Я протянул ему свой паспорт.
— На, найди, где национальность, где написано, что русский я или православный. Полистав, дед поднял на меня глаза:
— Саша, и ты взял такой паспорт? Сходи. Пусть впишут. Оне что там, без памяти или пьяные писали?…
— Не вписывают. Я сам вписал!
— Хот, молодец, ну и?
— Пришлось обменять. Стал недействительным паспорт. Да что там паспорт, выписку из домовой книги, какую ни возьми — в графе «национальность» значится «нет». Нет её, национальности. Ни у меня, ни у тебя, дед. Ни у моего покойного деда-фронтовика, ни у Серафима Саровского, ни у Сергия Радонежского, ни у…
— А как же теперь?
— Второй месяц хлеб не везут, — глядя то на меня, то на деда и, верно, ничего не понимая из наших слов, сказала Елизавета. Она так и не разобралась в нашем разговоре, а быть может, ей это было неинтересно.
— А ты говоришь — «фашисты так не морили». Точно!
— Мы с тобой, дед, сегодня фашисты.

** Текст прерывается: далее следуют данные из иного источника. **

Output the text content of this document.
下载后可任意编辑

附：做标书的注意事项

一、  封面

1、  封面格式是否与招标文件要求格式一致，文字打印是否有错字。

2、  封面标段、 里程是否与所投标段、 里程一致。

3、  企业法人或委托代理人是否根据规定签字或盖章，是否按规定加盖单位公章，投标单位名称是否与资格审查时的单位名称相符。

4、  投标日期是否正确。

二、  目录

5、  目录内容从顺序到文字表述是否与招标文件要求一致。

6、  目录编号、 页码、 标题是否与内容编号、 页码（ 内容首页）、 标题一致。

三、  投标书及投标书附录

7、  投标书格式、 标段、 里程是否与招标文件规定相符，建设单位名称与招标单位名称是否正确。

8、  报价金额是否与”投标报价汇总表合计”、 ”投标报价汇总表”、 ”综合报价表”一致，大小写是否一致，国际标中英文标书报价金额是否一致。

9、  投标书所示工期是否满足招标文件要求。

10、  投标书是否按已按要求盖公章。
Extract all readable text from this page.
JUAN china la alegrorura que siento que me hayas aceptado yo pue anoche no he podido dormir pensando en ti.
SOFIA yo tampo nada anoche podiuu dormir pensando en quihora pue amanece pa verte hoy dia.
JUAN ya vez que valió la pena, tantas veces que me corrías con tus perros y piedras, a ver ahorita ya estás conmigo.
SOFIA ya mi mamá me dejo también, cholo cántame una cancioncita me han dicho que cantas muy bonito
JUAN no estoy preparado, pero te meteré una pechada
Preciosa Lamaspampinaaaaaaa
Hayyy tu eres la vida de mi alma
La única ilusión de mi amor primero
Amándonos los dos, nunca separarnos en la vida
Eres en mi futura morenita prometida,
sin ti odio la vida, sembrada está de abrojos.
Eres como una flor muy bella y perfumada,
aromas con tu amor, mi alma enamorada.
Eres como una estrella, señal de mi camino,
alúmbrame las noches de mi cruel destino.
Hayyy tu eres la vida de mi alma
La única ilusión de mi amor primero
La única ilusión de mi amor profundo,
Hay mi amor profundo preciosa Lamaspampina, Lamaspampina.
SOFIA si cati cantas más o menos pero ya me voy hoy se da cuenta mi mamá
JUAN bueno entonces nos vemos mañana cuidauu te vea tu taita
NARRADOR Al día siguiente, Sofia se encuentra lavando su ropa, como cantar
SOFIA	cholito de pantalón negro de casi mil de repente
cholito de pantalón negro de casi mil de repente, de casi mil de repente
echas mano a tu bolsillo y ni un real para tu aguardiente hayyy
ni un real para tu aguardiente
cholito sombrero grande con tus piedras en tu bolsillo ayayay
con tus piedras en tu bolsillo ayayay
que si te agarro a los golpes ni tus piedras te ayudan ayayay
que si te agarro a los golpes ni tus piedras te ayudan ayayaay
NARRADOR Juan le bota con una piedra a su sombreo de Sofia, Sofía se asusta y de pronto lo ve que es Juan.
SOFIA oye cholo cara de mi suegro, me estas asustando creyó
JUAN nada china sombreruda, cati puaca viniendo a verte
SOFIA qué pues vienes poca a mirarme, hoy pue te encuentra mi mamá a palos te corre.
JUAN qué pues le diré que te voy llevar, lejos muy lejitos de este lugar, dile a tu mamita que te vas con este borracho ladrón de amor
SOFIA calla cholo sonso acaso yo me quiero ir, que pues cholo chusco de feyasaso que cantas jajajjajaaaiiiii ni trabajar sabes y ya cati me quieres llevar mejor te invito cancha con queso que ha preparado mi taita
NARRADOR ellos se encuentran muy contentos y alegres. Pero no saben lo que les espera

Вот ведь как вывернули: «Русский фашизм страшнее немецкого». Знаешь, кто это сказал?
— Кто?
— Министр культуры Российской Федерации, лауреат Госпремии России, руководитель Высшей школы культурной политики и управления в высшей сфере МГУ.
— Да ну?! Он не русский?
— И марш русский хотели провести — так ведь и объявили: «Вы, собравшиеся здесь, — фашисты!» Да что там, о всех национальностях упоминает Конституция РФ. О русской — ни слова в Конституции нет о русском народе.
Дед вдруг вспыхнул:
— Так под кем мы теперь? Опять в полон попали!
Акулина вновь поняла его по-своему:
— А может, Бог даст, ноне привезут, ноне шашнадцатое, — помолившись на икону, истово крестясь и веля нам сделать то же самое с твёрдой верой.
— Шашнадцатое, привезут! — проговорила опять Акулина.
— Не дождёшься, накоси, — показывая шиш, с каким-то злым, непонятным мне задором отвечал ей дед Кузьма. — Русскими мы были, русскими и умрём. Или уморят. Без хлеба. Трактор из-за нас гонять не станут, горючего им жалко. Потому что нас нет. Слыхала, Сашка бает: нас нет и в Конституции. Спеклись. Не нужны никому. Когда строили, воевали, растили пашеничку — нужны были, а теперь. Я неделю тому назад ходил. В лаптях еле дошёл…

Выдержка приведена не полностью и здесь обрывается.